LIB.SU: ЭЛЕКТРОННАЯ БИБЛИОТЕКА

Мэтт, которого нет

Мэтт впопыхах собирает рюкзак. Не забывает причесаться, а вот поесть – забывает. Только ступив за порог, Мэтт осознает – а мир‑то сегодня какой‑то другой. Щебетанье птиц, жутко его раздражавшее, теперь… радует?.. И в нем Мэтт слышит песню‑разговор о том, как порою может измениться жизнь, если последовать за назойливым сновидением. Что?…

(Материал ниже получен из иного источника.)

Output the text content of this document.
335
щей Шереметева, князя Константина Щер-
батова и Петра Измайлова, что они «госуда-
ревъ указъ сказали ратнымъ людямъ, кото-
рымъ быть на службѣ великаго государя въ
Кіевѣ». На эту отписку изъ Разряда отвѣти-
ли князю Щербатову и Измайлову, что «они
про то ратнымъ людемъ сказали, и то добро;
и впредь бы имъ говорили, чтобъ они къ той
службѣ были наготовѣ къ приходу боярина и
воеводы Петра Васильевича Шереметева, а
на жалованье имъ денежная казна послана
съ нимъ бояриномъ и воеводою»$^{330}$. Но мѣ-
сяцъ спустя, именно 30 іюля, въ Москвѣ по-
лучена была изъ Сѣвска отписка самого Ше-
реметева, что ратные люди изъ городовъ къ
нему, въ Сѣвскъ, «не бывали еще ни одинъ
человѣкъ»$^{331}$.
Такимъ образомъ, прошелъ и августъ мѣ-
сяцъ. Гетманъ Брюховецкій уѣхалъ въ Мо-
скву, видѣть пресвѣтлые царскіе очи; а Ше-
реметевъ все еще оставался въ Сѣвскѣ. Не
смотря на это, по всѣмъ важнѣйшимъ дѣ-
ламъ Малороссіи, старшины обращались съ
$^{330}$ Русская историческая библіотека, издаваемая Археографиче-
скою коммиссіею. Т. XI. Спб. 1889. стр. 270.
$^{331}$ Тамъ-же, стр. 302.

– Мне сегодня нужно съездить в город на медосмотр, Митрофан, так что вечером меня дома не будет, – говорит тетя. – Ужин в холодильнике: грибной суп, гренки и яблочный компот, тебе только нужно будет разогреть. Ладно, учись хорошо, вот тебе деньги на обед. Я пока повожусь в саду, пока до автобуса есть время, нужно подготовить яблоньки к зиме, а еще очистить участок от мертвых цветов. Ненавижу зиму, моим цветам из‑за нее приходится чахнуть. Тебе ведь тоже нравятся мои лилии, а, Митя?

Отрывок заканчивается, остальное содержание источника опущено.